Man VS Wild
Friday – 08.06.21
Tonight, after I turned out the bedside lamp and closed my eyes to prepare for sleep, I heard a loud, sporadic buzzing near my head that frightened me. I jumped out of bed and turned the lamp back on, exclaiming “What the fuck was that?” to the empty room.
I looked around but saw nothing amiss, so I climbed back into bed and closed my eyes, this time leaving the lamp on in case it was keeping whatever was buzzing at bay. But again, I heard the frightening noise, and again I jumped out of bed, now a little irritated. I turned the ceiling light on and when I looked around, I saw a large, black fly buzzing by the window.
I’ve never been very good with bugs. I remember going to the Philippines as a child and seeing cockroaches fly across small rooms, and spiders on the wall as big as my hand. I wonder now how I managed to survive it. I must’ve been braver then, or maybe children are just more adaptable.
Tonight, I see the fly, and with no one else around, I know I must muster up the courage to take care of it on my own. I rile myself up and tell myself I can do it. I somehow make myself feel strong and capable. Determined, I grab the broomstick from the kitchen, and after eyeballing the distance, I lift it above my head and swoop down for the kill.
I hit it, but don’t kill it, and I watch as it flies in zig-zags across the room while I swipe at the air in a series of near misses. It flies into the light fixture up on the ceiling and then I hear the buzzing stop. I turn the ceiling light off, wondering if it will fly away without the light to attract it, but it doesn’t make a sound. I listen for a couple more minutes and hear no noise.
Suddenly sleepy, I lie back in bed and the new calm seems to give me a sense of perspective. I wonder if the fly is lonely, and I feel guilty for trying to kill a harmless creature that’s simply trying to live its small life in peace.
I wonder about the lifespan of this specific fly. I remember hearing somewhere that some flies are born and live for a single day – maybe even for only a few hours – before dying. I can’t remember where I heard that from and I wonder if I made it up or if it’s common knowledge. And I wonder if, in that single day, the fly is able to go through the whole spectrum of emotion and experience that we might go through in our lifetimes. I wonder what the equivalent for a fly might be - to see the sun set and be completely unaware it could ever rise again.
I guess things can’t be measured and compared like that – life scaled up and down, compressed and expanded. Not everything is relative. The life of a fly must be completely different from the life of a human. Apples and oranges. Everything just bananas. But doesn’t it deserve to experience whatever it can without me cutting it all short?
I feel a newfound sense of generosity and altruism. Maybe the fly has found a home in the light fixture and won’t disturb me anymore. Maybe I can let it live.
But almost as soon as I think that happy thought, I hear the buzz again, and I watch by the lamplight as the fly moves from the fixture to a high corner of the wall.

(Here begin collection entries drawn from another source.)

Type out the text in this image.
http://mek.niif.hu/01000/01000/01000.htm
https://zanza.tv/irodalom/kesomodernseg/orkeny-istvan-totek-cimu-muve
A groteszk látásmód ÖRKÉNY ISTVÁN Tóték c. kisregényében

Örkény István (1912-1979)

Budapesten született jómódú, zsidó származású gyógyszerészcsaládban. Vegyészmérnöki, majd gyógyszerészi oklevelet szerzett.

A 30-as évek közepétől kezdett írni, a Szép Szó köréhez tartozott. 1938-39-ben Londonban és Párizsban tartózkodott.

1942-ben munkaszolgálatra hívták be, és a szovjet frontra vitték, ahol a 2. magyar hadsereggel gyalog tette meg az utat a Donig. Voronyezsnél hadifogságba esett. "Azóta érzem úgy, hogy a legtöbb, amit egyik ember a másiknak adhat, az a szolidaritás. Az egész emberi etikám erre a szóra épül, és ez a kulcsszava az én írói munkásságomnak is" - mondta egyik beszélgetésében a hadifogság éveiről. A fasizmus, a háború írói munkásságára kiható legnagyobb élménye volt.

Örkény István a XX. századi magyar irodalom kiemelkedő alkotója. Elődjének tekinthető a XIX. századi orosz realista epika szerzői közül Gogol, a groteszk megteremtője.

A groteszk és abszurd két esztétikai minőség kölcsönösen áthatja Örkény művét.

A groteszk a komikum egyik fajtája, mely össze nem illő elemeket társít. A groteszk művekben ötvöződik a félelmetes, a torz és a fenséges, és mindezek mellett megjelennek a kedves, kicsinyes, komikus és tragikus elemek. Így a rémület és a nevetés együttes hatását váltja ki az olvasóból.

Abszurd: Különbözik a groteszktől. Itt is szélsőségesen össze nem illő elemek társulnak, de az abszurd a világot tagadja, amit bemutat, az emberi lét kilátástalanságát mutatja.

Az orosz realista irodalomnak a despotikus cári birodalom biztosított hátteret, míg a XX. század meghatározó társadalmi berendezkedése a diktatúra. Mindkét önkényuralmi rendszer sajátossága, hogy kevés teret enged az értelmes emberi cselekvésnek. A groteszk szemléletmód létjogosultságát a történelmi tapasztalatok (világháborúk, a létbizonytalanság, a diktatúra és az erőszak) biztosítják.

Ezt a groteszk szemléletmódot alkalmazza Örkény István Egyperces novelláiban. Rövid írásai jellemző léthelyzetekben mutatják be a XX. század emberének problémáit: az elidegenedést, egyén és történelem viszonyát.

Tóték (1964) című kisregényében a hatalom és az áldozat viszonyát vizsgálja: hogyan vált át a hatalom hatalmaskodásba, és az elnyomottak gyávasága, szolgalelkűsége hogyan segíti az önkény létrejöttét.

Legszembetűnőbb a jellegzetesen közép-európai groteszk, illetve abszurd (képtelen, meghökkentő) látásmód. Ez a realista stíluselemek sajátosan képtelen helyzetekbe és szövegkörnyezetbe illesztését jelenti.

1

Some of the generosity lingers and I think about letting it live anyway. But then I imagine it crawling all over my face while I sleep, or waking me up with its incessant buzzing, and I know that it’s either it or me – my room isn’t big enough for the both of us.
I grab the broom again, and this time I know this is the end. I strike down with a clang so loud I worry it startled my upstairs neighbours, and I see the fly’s tiny body fall quickly to the ground. It falls somewhere behind my desk, but I can’t tell exactly where, and I spend the next 20 minutes rearranging that part of my room and trying to find it to no avail. I consider the possibility that it survived, but I haven’t heard the buzzing since.
I don’t like the idea of its corpse casually lying around. I wonder what will happen to it if it’s left undisturbed. Will it just shrivel up and stay there forever? Will it eventually break apart and turn to dust? Someone once told me that dust is partially made of people’s dead skin, so maybe it’ll be kind of like that. Or maybe I made that up too.
Part of me is worried I’ll find the corpse one day when I least expect it, maybe while I’m trying to find something I’ve dropped on the floor, or maybe while I’m doing some much-needed cleaning. Whenever it is, I’m certain it’ll scare me and gross me out.
Hopefully, if I do ever stumble upon it again, I’ll remember how it made me feel generous and brave, even if only for a little while, and how it made me think about life and dust. Knowing me though, I won’t remember any of this at all, and I’ll reluctantly gather it up and throw it in the trash without so much as a second thought.